In 2017, there have already been four confirmed cases of rabies in Erie County, which include the highly unusual case of a sheep, the ECDOH says. In 2016, there were 13 bats, 10 raccoons, two foxes, two cats, two skunks and a woodchuck identified as rabid.

The Health Department stresses one of the best ways to avoid the risk of contracting rabies, a deadly disease, is to leave wildlife alone -- even if it is young and appears to be orphaned. This could cause the animal to be euthanized inadvertently, and anyone who handles that animal would still need to be treated with post-exposure anti-rabies vaccinations, the Health Department says.

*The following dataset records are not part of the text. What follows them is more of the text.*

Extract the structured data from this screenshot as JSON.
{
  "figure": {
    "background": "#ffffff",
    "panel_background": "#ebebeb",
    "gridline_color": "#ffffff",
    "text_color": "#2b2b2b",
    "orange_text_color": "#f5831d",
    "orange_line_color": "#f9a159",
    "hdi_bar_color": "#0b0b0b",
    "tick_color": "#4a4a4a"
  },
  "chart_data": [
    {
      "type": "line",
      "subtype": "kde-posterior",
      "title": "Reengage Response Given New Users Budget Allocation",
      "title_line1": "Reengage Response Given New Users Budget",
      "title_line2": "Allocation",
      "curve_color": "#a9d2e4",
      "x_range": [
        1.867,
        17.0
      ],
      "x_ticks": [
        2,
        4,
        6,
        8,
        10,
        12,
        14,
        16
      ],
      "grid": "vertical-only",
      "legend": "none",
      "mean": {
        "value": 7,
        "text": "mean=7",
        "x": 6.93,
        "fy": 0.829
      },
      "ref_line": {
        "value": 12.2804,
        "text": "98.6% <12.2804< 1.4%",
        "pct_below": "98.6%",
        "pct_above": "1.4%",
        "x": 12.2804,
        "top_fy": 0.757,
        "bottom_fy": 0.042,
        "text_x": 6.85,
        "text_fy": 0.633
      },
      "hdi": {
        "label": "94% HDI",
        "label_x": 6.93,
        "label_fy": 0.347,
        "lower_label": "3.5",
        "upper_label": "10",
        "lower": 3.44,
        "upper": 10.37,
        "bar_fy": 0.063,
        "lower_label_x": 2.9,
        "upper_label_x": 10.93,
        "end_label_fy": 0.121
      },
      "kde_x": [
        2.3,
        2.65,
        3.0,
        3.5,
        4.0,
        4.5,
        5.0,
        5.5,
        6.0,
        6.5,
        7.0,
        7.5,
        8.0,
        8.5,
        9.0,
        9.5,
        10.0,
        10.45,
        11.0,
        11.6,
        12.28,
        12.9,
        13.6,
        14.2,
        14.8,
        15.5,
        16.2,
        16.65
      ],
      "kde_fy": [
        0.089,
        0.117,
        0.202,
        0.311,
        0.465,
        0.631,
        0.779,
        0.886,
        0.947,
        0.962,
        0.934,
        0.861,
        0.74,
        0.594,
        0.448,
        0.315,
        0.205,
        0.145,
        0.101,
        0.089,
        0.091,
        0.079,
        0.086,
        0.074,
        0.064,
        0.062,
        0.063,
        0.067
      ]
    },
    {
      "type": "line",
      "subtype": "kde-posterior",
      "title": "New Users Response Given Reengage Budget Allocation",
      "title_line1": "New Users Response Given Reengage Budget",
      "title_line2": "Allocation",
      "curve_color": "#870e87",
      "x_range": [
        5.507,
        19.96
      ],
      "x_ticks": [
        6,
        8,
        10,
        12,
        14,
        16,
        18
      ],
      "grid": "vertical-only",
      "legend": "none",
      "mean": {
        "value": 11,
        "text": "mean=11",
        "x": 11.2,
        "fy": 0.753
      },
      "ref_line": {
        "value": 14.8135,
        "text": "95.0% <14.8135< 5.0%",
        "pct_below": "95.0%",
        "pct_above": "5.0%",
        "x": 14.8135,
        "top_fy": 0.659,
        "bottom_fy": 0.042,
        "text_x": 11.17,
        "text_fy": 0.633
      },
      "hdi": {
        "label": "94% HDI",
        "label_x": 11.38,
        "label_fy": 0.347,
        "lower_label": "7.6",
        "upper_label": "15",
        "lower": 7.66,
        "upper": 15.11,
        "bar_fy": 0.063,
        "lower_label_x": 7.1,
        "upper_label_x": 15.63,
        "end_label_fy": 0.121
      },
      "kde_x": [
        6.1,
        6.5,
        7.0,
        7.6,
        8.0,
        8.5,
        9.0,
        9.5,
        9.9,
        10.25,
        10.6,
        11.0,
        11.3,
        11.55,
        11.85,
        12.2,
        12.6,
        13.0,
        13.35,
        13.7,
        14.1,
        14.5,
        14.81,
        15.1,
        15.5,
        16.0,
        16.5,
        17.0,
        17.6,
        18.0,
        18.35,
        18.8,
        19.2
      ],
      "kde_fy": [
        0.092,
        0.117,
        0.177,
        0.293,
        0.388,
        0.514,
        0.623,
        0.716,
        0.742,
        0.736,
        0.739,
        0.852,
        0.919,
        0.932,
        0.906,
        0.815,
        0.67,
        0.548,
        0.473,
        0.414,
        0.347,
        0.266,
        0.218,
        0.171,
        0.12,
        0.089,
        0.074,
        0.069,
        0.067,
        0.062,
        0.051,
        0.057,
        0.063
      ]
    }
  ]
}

The recommended action to take if an orphaned or injured animal is found is calling a wildlife rehabilitator, such as the Wildlife Department of the SPCA serving Erie County, which can be reached at 716-875-7360. Another is the New York State Department of Environmental Conservation (DEC) Regional Wildlife office at 716-851-7010, and they can find a rehabilitator closest to where the animal was found.

The Health Department says rabid bats can be identified by the fact that they are not able to fly and are disoriented, which can make them more likely to be around kids and pets or to fly into a home by mistake.

Dr. Gale Burstein, Erie County Health Commissioner, says it isn't always a bite that can transmit rabies.

"Even a minor scratch or simply touching an animal may be enough to transmit the rabies virus from animal to human," she said in a statement. "Bat bites may not be noticed because bat teeth are very tiny and razor sharp and a bat bite can be no bigger than a needle prick."

She recommends any direct contact with a bat or other wildlife that could be infected with rabies should immediately be reported to the Erie County Health Department at (716) 858-8701, which can also take questions about the fatal disease. The ECDOH also recommends avoiding touching any pet that may have come in contact with rabid animal.

If you find a live bat flying around your home, the ECDOH recommends waiting for it to land then placing an empty can or wastebasket over it, before sliding some cardboard underneath. You can also knock the bat down with a broom or tennis racket or capture it in a net. After it's down, the ECDOH says it's vital to avoid touching the bat with bare hands.